Supports Premium Content:
True


Thanks again, appreciate you taking the time to assist me

Pete


----------



## sandy666 (Jan 29, 2019)

piannetta said:


> Office 365 ProPlus version 1808 (Build 10730.20264 Click-to-Run) 64-bit



Call MS support (online  )
365 is a subscription so they should help you without any problems
You pay - You need

edit:

post a link to test file with any query


----------



## rki1966 (Aug 5, 2019)

Did anyone get the fix for this one? I was trying to load a web page.
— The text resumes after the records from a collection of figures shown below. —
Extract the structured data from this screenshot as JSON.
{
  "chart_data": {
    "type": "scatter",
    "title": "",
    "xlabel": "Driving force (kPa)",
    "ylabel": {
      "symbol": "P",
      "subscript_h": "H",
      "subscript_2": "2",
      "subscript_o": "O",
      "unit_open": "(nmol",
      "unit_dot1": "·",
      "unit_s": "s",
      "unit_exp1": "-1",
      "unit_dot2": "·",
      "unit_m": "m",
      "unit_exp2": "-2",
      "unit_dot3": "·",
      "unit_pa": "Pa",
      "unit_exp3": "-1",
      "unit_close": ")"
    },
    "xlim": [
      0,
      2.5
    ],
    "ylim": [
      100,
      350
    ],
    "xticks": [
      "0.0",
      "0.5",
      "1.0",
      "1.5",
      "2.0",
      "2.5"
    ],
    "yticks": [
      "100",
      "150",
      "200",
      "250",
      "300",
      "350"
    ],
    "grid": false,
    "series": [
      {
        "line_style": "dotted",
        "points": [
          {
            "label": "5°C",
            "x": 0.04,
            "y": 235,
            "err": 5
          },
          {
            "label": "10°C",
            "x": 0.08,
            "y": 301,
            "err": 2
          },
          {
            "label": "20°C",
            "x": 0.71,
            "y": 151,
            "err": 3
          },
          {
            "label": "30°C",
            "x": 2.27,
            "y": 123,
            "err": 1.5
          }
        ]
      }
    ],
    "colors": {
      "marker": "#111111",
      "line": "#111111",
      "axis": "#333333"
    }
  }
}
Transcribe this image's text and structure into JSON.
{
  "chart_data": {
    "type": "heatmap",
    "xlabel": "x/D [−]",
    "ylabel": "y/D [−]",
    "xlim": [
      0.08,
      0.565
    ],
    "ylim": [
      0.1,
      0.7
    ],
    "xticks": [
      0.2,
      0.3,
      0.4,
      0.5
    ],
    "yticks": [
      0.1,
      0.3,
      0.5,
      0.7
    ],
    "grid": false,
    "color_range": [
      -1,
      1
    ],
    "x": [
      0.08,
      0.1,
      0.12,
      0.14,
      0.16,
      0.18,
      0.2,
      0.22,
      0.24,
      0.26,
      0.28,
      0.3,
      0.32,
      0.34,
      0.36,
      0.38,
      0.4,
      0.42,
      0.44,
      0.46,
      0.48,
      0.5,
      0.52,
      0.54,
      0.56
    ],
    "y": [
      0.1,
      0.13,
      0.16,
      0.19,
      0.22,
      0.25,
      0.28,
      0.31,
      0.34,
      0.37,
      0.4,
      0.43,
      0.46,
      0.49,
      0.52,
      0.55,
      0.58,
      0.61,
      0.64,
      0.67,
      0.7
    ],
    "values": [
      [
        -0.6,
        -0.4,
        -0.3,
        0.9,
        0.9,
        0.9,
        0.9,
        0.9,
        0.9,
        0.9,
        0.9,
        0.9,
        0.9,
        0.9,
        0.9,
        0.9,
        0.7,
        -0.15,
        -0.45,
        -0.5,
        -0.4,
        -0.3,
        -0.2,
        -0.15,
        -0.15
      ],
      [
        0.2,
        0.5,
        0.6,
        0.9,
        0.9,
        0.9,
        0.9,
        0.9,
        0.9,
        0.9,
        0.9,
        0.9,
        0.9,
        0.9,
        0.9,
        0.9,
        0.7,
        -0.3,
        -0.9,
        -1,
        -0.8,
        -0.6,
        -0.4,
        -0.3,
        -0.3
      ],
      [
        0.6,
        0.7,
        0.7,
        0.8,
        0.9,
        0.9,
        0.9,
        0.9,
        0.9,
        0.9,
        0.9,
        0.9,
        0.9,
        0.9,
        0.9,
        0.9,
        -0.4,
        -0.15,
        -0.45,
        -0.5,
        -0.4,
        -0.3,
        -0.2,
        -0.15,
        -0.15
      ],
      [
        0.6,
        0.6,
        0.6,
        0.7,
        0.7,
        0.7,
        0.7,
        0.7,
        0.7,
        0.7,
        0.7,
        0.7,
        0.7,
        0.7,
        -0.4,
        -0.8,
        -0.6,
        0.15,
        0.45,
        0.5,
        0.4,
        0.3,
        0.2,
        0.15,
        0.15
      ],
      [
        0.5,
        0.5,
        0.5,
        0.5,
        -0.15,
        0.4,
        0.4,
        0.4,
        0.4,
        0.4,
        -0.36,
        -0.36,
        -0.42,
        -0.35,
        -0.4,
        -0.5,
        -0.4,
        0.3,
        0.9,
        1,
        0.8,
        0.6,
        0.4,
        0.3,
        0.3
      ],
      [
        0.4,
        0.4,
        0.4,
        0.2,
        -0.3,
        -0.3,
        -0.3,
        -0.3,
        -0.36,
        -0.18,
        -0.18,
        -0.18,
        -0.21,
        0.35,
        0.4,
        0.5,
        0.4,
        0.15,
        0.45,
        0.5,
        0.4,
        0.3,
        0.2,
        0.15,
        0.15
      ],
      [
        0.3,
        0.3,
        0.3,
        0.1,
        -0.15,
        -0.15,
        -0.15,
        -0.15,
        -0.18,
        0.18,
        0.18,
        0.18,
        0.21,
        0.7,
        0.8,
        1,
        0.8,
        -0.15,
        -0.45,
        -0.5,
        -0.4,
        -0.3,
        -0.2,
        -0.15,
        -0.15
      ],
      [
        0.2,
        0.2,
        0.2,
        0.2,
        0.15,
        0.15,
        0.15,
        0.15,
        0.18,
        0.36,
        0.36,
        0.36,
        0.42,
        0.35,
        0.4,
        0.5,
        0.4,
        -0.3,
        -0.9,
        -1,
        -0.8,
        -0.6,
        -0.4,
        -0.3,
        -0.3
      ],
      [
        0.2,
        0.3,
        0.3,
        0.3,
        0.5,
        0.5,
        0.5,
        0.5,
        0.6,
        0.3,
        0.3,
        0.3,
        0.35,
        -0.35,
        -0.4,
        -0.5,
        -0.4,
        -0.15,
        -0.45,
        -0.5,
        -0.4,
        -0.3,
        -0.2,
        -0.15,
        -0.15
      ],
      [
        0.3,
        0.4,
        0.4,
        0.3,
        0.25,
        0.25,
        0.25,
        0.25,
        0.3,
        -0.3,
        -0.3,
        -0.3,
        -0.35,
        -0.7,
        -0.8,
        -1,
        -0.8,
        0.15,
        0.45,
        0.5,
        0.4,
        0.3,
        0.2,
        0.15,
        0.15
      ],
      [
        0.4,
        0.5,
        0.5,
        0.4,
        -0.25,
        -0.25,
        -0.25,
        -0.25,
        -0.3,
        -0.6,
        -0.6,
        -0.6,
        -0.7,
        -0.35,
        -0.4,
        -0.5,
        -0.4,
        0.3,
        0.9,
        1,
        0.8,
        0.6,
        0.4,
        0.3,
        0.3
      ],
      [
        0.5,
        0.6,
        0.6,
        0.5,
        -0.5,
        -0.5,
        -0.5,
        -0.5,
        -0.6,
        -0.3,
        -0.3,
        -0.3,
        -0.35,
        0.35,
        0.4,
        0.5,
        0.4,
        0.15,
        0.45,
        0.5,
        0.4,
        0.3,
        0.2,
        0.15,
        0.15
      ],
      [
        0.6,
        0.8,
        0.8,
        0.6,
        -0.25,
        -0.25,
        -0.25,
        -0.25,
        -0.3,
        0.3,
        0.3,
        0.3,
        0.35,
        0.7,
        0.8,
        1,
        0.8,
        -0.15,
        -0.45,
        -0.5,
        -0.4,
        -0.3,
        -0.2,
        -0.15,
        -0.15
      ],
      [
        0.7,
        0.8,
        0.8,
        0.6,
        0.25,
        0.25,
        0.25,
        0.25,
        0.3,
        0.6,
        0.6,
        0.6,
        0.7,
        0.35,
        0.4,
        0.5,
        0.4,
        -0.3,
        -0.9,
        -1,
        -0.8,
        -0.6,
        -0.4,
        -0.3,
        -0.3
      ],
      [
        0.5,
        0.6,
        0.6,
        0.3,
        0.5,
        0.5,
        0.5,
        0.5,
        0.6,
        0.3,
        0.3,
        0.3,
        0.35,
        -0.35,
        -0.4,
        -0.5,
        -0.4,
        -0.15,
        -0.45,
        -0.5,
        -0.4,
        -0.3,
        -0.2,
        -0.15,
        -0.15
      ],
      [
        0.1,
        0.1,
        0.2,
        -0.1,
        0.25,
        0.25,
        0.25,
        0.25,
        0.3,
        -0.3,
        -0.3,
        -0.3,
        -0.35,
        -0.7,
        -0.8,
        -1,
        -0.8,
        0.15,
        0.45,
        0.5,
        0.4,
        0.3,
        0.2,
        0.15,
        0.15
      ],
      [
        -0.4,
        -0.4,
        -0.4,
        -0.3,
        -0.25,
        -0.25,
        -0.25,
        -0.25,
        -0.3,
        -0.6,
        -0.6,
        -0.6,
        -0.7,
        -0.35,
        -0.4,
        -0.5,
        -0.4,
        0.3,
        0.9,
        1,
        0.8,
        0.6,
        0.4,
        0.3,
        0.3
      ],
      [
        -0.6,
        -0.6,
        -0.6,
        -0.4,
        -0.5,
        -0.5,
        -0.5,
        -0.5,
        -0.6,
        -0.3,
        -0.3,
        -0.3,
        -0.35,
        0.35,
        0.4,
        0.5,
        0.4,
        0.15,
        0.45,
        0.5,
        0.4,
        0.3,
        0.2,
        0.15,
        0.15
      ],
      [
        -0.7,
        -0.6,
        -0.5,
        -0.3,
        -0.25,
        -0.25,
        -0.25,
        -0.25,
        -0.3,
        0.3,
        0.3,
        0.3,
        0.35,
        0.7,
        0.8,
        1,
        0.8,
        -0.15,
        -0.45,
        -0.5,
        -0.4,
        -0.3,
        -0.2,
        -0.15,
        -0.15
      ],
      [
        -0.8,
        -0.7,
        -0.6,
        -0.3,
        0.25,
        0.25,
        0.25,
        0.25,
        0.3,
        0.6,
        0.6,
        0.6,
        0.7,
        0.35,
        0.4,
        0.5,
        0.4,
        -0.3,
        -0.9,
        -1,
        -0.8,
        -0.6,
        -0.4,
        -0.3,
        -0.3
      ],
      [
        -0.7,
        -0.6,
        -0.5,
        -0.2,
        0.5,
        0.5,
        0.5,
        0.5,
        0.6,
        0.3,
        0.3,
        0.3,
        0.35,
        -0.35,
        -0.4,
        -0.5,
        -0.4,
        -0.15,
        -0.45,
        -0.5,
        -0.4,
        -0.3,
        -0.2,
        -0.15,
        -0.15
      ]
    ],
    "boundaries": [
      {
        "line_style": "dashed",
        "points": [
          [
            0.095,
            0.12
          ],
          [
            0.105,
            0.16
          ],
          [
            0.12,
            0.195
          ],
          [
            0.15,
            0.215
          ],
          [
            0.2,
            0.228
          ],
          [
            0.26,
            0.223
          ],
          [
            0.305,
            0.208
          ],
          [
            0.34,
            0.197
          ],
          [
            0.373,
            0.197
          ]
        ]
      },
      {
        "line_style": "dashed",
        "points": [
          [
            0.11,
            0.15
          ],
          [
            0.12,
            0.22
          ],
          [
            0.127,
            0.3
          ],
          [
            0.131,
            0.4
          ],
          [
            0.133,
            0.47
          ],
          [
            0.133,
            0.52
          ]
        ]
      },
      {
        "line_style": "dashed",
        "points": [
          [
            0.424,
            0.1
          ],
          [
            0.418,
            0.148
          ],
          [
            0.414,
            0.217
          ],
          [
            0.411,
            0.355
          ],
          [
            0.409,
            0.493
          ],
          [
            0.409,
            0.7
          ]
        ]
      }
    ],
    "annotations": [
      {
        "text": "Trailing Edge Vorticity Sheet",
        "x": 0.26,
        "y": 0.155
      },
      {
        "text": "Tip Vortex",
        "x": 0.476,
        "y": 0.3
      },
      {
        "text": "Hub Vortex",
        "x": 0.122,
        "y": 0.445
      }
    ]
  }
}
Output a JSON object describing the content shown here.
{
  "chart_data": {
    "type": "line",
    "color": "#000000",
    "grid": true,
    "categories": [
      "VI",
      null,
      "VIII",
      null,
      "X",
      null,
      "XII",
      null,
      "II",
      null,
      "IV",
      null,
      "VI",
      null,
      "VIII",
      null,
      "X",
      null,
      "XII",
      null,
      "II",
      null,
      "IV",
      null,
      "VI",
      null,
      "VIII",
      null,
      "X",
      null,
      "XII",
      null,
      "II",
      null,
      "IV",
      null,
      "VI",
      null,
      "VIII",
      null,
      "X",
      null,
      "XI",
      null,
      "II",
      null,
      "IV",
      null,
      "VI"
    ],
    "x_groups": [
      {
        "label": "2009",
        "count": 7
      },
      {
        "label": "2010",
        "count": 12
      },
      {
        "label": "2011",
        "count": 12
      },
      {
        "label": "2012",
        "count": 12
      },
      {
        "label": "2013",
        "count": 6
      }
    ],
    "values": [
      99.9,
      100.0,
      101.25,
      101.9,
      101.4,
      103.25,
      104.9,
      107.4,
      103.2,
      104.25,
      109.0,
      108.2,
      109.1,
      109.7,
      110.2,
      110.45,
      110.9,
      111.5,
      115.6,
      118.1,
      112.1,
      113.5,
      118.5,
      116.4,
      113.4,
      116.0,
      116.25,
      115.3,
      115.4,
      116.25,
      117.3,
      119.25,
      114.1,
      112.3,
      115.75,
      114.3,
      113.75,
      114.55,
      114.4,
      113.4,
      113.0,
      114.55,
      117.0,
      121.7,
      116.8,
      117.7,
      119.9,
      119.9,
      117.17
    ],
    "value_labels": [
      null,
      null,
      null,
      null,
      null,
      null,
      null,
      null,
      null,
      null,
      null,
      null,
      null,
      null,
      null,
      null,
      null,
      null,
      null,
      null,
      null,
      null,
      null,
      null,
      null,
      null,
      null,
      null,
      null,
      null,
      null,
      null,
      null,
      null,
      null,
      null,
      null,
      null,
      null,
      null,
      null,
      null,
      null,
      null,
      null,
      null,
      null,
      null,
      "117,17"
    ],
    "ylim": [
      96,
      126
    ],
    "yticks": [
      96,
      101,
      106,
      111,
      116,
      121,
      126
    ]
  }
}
We can see the details when we connect, but when we try to load we get the same as above.



shared #"NavigatorBase_d7b1e33b-12e0-429d-a134-38aa64065c4a" = let
    Source = Web.Page(Web.Contents("http://xxxxxmetrics/investments/index?symbol=aapl"))
in
    Source;


Workaround

I create a blank query then changed the Advanced editor

let
    Source = Web.Page(Web.Contents("http://xxxxxmetrics/investments/index?symbol=aapl")),
    Data = Source{0}[Data],
    #"Changed Type" = Table.TransformColumnTypes(Data,{{"Symbol", type text}, {"Code", type text}, {"Description", type text}, {"Year", Int64.Type}, {"Quarter", Int64.Type}, {"Period Type", type text}, {"Value", type number}})
in
    #"Changed Type"


----------